Paying a Premium for Misaligned Incentives

Aditya Singh
Curamei Technologies
3 min readFeb 12, 2021

The Hospital Transparency Rule of the Centers for Medicare and Medicaid Services (CMS) took full effect at the start of 2021. As per the regulation, hospitals had to start publishing comprehensive data on the prices of provided items and services. The objective was to allow patients to compare prices between hospitals and preemptively choose more cost-effective treatment options. There are still large hospital systems that have not published data on consumer prices, and as per the rule, they will be fined for failure to comply with the CMS rule.

Recently, a Wall Street Journal article went in-depth with information currently available from Sutter Hospital, where the prices of treatments varied vastly. Depending on coverage, a C section could cost anywhere from $6,000 to $60,000 while some heart operations can see a range of $90,000 to a whopping $515,000.

Excerpt of graphic from WSJ article: https://www.wsj.com/articles/how-much-does-a-c-section-cost-at-one-hospital-anywhere-from-6-241-to-60-584-11613051137?mod=hp_lead_pos5

Of course, these variations in pricing may be different from hospital-to-hospital, but the point still stands that the current means of conducting business in healthcare is directly correlated with greater cost burdens on the whole system. When insurers negotiate contracts for coverage of certain health systems, they have to essentially sell coverage of the hospital, which would pay off for insurers in the form of lower costs for procedures.

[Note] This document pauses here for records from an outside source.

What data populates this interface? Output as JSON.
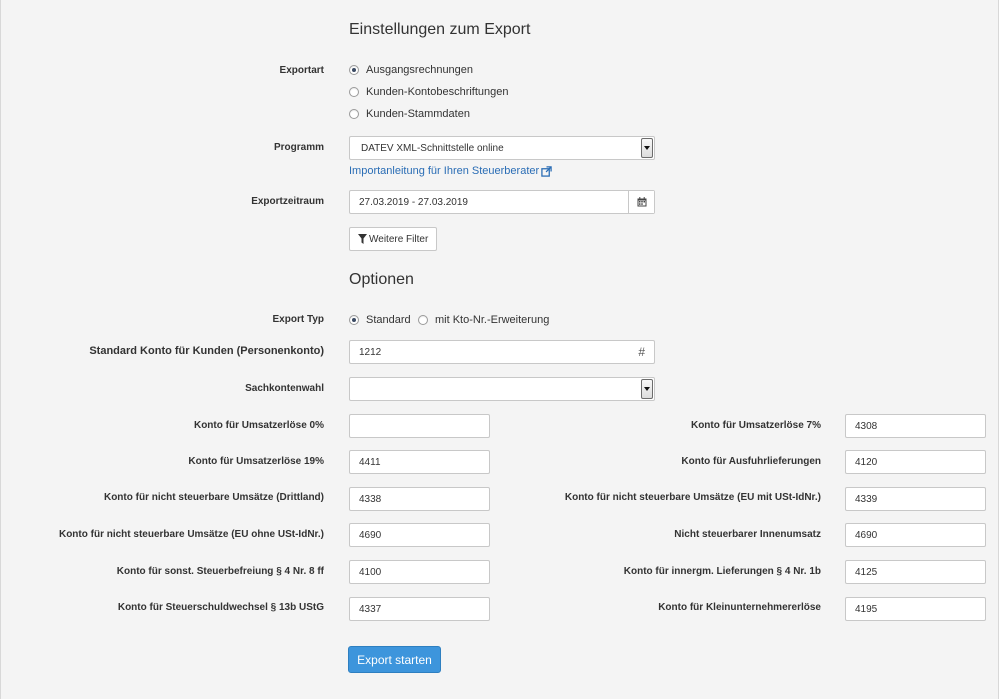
{
  "section_export": {
    "title": "Einstellungen zum Export",
    "exportart": {
      "label": "Exportart",
      "options": [
        "Ausgangsrechnungen",
        "Kunden-Kontobeschriftungen",
        "Kunden-Stammdaten"
      ],
      "selected": 0
    },
    "programm": {
      "label": "Programm",
      "value": "DATEV XML-Schnittstelle online",
      "link": "Importanleitung für Ihren Steuerberater"
    },
    "zeitraum": {
      "label": "Exportzeitraum",
      "value": "27.03.2019 - 27.03.2019"
    },
    "filter_button": "Weitere Filter"
  },
  "section_optionen": {
    "title": "Optionen",
    "export_typ": {
      "label": "Export Typ",
      "options": [
        "Standard",
        "mit Kto-Nr.-Erweiterung"
      ],
      "selected": 0
    },
    "standard_konto": {
      "label": "Standard Konto für Kunden (Personenkonto)",
      "value": "1212"
    },
    "sachkontenwahl": {
      "label": "Sachkontenwahl",
      "value": ""
    },
    "konten_left": [
      {
        "label": "Konto für Umsatzerlöse 0%",
        "value": ""
      },
      {
        "label": "Konto für Umsatzerlöse 19%",
        "value": "4411"
      },
      {
        "label": "Konto für nicht steuerbare Umsätze (Drittland)",
        "value": "4338"
      },
      {
        "label": "Konto für nicht steuerbare Umsätze (EU ohne USt-IdNr.)",
        "value": "4690"
      },
      {
        "label": "Konto für sonst. Steuerbefreiung § 4 Nr. 8 ff",
        "value": "4100"
      },
      {
        "label": "Konto für Steuerschuldwechsel § 13b UStG",
        "value": "4337"
      }
    ],
    "konten_right": [
      {
        "label": "Konto für Umsatzerlöse 7%",
        "value": "4308"
      },
      {
        "label": "Konto für Ausfuhrlieferungen",
        "value": "4120"
      },
      {
        "label": "Konto für nicht steuerbare Umsätze (EU mit USt-IdNr.)",
        "value": "4339"
      },
      {
        "label": "Nicht steuerbarer Innenumsatz",
        "value": "4690"
      },
      {
        "label": "Konto für innergm. Lieferungen § 4 Nr. 1b",
        "value": "4125"
      },
      {
        "label": "Konto für Kleinunternehmererlöse",
        "value": "4195"
      }
    ]
  },
  "submit_button": "Export starten",
  "colors": {
    "primary": "#3d95dc",
    "link": "#2a6db5",
    "background": "#f4f4f4"
  }
}
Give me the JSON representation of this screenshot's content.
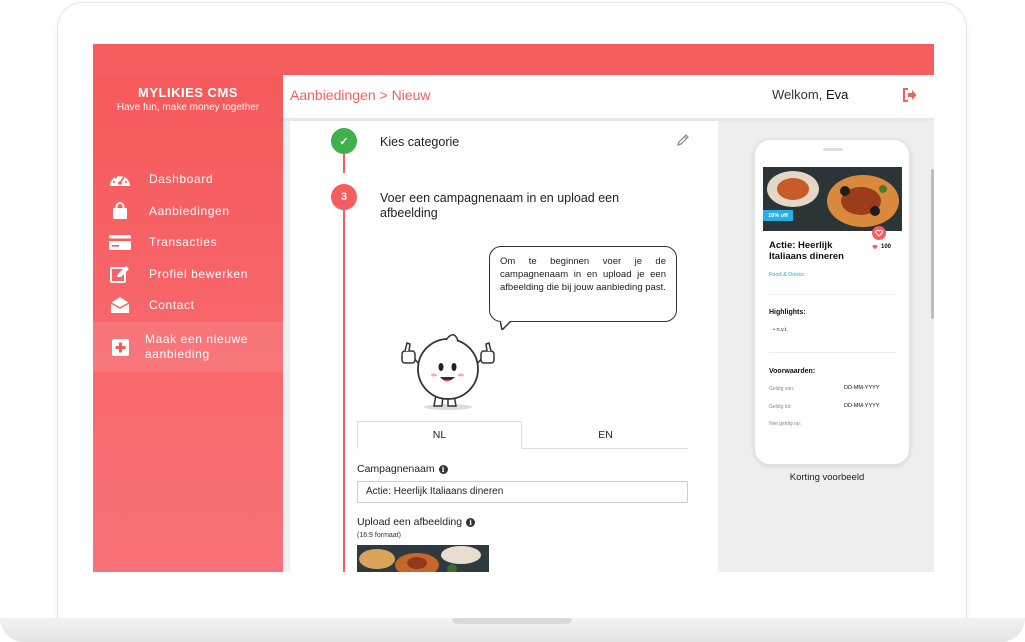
{
  "app": {
    "brand": "MYLIKIES CMS",
    "tagline": "Have fun, make money together",
    "accent_color": "#f55d5e"
  },
  "sidebar": {
    "items": [
      {
        "label": "Dashboard",
        "icon": "dashboard-icon"
      },
      {
        "label": "Aanbiedingen",
        "icon": "shopping-bag-icon"
      },
      {
        "label": "Transacties",
        "icon": "credit-card-icon"
      },
      {
        "label": "Profiel bewerken",
        "icon": "edit-icon"
      },
      {
        "label": "Contact",
        "icon": "envelope-icon"
      }
    ],
    "cta": {
      "label": "Maak een nieuwe aanbieding",
      "icon": "plus-icon"
    }
  },
  "header": {
    "breadcrumb": "Aanbiedingen > Nieuw",
    "welcome_prefix": "Welkom,",
    "user_name": "Eva",
    "logout_icon": "logout-icon"
  },
  "steps": [
    {
      "status": "done",
      "title": "Kies categorie",
      "badge": "✓"
    },
    {
      "status": "active",
      "number": "3",
      "title": "Voer een campagnenaam in en upload een afbeelding"
    }
  ],
  "helper_bubble": "Om te beginnen voer je de campagnenaam in en upload je een afbeelding die bij jouw aanbieding past.",
  "form": {
    "tabs": [
      {
        "label": "NL",
        "active": true
      },
      {
        "label": "EN",
        "active": false
      }
    ],
    "campaign_label": "Campagnenaam",
    "campaign_value": "Actie: Heerlijk Italiaans dineren",
    "upload_label": "Upload een afbeelding",
    "upload_hint": "(16:9 formaat)"
  },
  "preview": {
    "discount_badge": "10% off",
    "title": "Actie: Heerlijk Italiaans dineren",
    "likes": "100",
    "category": "Food & Drinks",
    "highlights_heading": "Highlights:",
    "highlights": [
      "n.v.t."
    ],
    "conditions_heading": "Voorwaarden:",
    "conditions": [
      {
        "label": "Geldig van:",
        "value": "DD-MM-YYYY"
      },
      {
        "label": "Geldig tot:",
        "value": "DD-MM-YYYY"
      },
      {
        "label": "Niet geldig op:",
        "value": ""
      }
    ],
    "caption": "Korting voorbeeld"
  }
}
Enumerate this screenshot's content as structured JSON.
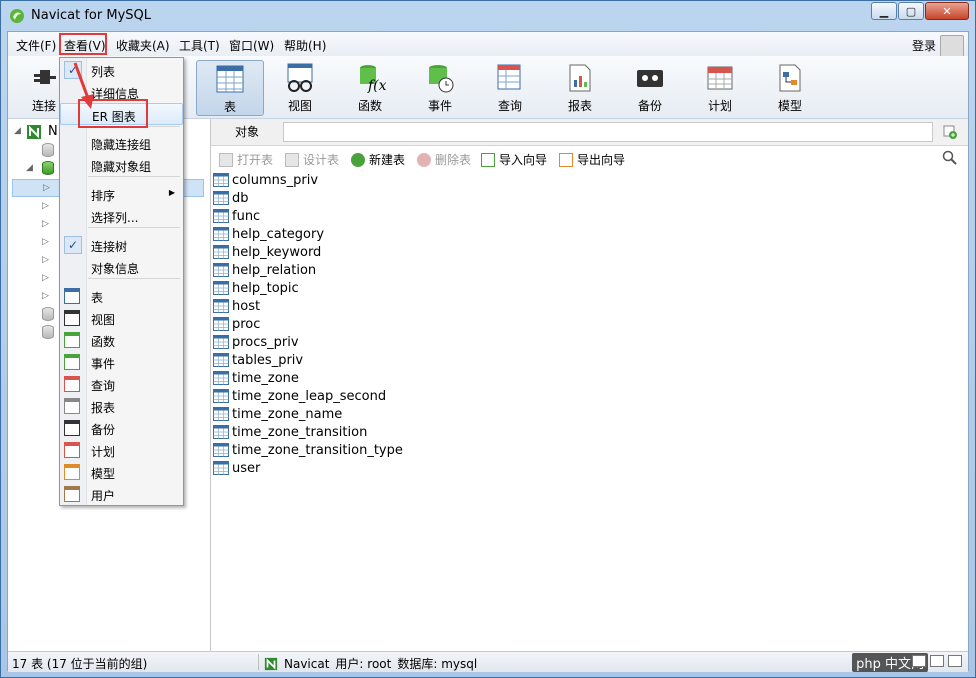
{
  "window": {
    "title": "Navicat for MySQL"
  },
  "menubar": {
    "items": [
      "文件(F)",
      "查看(V)",
      "收藏夹(A)",
      "工具(T)",
      "窗口(W)",
      "帮助(H)"
    ],
    "login": "登录"
  },
  "toolbar": {
    "items": [
      {
        "label": "连接",
        "icon": "plug-icon"
      },
      {
        "label": "表",
        "icon": "table-icon"
      },
      {
        "label": "视图",
        "icon": "view-glasses-icon"
      },
      {
        "label": "函数",
        "icon": "function-icon"
      },
      {
        "label": "事件",
        "icon": "event-clock-icon"
      },
      {
        "label": "查询",
        "icon": "query-icon"
      },
      {
        "label": "报表",
        "icon": "report-icon"
      },
      {
        "label": "备份",
        "icon": "backup-tape-icon"
      },
      {
        "label": "计划",
        "icon": "schedule-calendar-icon"
      },
      {
        "label": "模型",
        "icon": "model-icon"
      }
    ],
    "active": "表"
  },
  "tree": {
    "root_label": "N"
  },
  "object_tab": {
    "label": "对象"
  },
  "commands": [
    {
      "label": "打开表",
      "enabled": false,
      "icon": "open-table-icon"
    },
    {
      "label": "设计表",
      "enabled": false,
      "icon": "design-table-icon"
    },
    {
      "label": "新建表",
      "enabled": true,
      "icon": "new-table-icon"
    },
    {
      "label": "删除表",
      "enabled": false,
      "icon": "delete-table-icon"
    },
    {
      "label": "导入向导",
      "enabled": true,
      "icon": "import-wizard-icon"
    },
    {
      "label": "导出向导",
      "enabled": true,
      "icon": "export-wizard-icon"
    }
  ],
  "tables": [
    "columns_priv",
    "db",
    "func",
    "help_category",
    "help_keyword",
    "help_relation",
    "help_topic",
    "host",
    "proc",
    "procs_priv",
    "tables_priv",
    "time_zone",
    "time_zone_leap_second",
    "time_zone_name",
    "time_zone_transition",
    "time_zone_transition_type",
    "user"
  ],
  "dropdown": {
    "items": [
      {
        "label": "列表",
        "checked": true
      },
      {
        "label": "详细信息",
        "checked": false
      },
      {
        "label": "ER 图表",
        "checked": false
      },
      {
        "label": "隐藏连接组",
        "checked": false
      },
      {
        "label": "隐藏对象组",
        "checked": false
      },
      {
        "label": "排序",
        "submenu": true
      },
      {
        "label": "选择列...",
        "checked": false
      },
      {
        "label": "连接树",
        "checked": true
      },
      {
        "label": "对象信息",
        "checked": false
      },
      {
        "label": "表",
        "icon": "table-icon"
      },
      {
        "label": "视图",
        "icon": "view-glasses-icon"
      },
      {
        "label": "函数",
        "icon": "function-icon"
      },
      {
        "label": "事件",
        "icon": "event-clock-icon"
      },
      {
        "label": "查询",
        "icon": "query-icon"
      },
      {
        "label": "报表",
        "icon": "report-icon"
      },
      {
        "label": "备份",
        "icon": "backup-tape-icon"
      },
      {
        "label": "计划",
        "icon": "schedule-calendar-icon"
      },
      {
        "label": "模型",
        "icon": "model-icon"
      },
      {
        "label": "用户",
        "icon": "user-icon"
      }
    ]
  },
  "status": {
    "left": "17 表 (17 位于当前的组)",
    "connection": "Navicat",
    "user": "用户: root",
    "database": "数据库: mysql",
    "watermark": "php 中文网"
  },
  "colors": {
    "accent_red": "#e03a3a",
    "selection_blue": "#cfe3f7"
  }
}
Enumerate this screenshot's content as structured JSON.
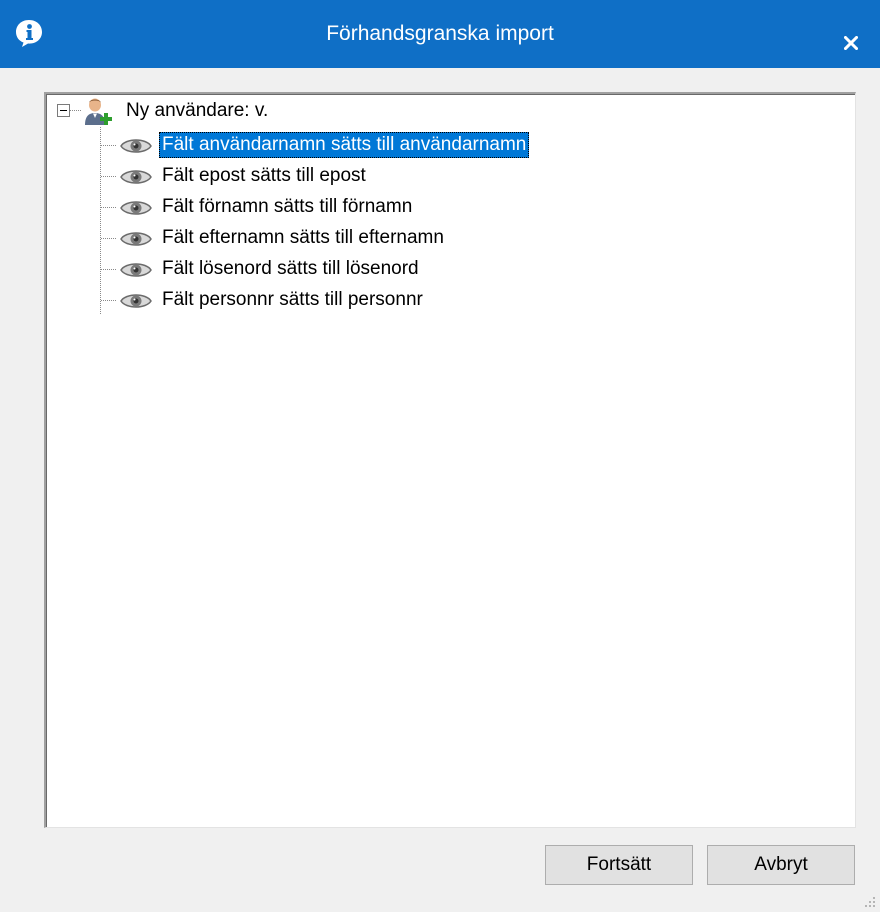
{
  "window": {
    "title": "Förhandsgranska import",
    "titlebar_color": "#0f6fc6",
    "icon": "info-icon",
    "close_glyph": "×"
  },
  "tree": {
    "root": {
      "label": "Ny användare: v.",
      "icon": "add-user-icon",
      "expanded": true
    },
    "children": [
      {
        "label": "Fält användarnamn sätts till användarnamn",
        "icon": "eye-icon",
        "selected": true
      },
      {
        "label": "Fält epost sätts till epost",
        "icon": "eye-icon",
        "selected": false
      },
      {
        "label": "Fält förnamn sätts till förnamn",
        "icon": "eye-icon",
        "selected": false
      },
      {
        "label": "Fält efternamn sätts till efternamn",
        "icon": "eye-icon",
        "selected": false
      },
      {
        "label": "Fält lösenord sätts till lösenord",
        "icon": "eye-icon",
        "selected": false
      },
      {
        "label": "Fält personnr sätts till personnr",
        "icon": "eye-icon",
        "selected": false
      }
    ],
    "selection_color": "#0078d7"
  },
  "buttons": {
    "continue_label": "Fortsätt",
    "cancel_label": "Avbryt"
  }
}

Insurers capable of directing more patients towards a hospital will have an easier time achieving favorable rates. It is basic economic intuition that as a result of such a highly secretive process for sales, prices across the board increase because factors like price discrimination can come into play with a lack of transparency.

This phenomenon is not limited to coverage of hospital procedures. Pharmacy benefit managers set the prices of drugs by working with drug manufacturers to achieve insurer coverage. Most notoriously, the largest vendors of electronic health records make health practices and systems adopt secretive contracts, many of which restrict physicians’ abilities to publicly voice issues with the software. Combined with significant lobbying efforts, these agreements with hospital systems have essentially allowed many vendors to largely ignore calls for interoperability that would make data sharing between providers seamless. This of course, likely encourages providers to adopt already predominant EHR software for the sake of more consistent access to patient records across more providers.

All these reasons are why we are building Curamei to be network agnostic, so that the usability of our platform is not limited to specific provider networks or software systems. The exchange of health information should be with the patient, not with the health plan, and to force providers and patients to abide by secretive agreements is anti-consumer, plain and simple. Our role in this complicated mess of the American healthcare system is to be the one-size-fits-all software for patients to get everything health information-related and allow it to be directly shared with providers. No more constraints of faxing records from an out-of-network provider, no more restriction on feedback for software used in every patient encounter, and no third-parties at play.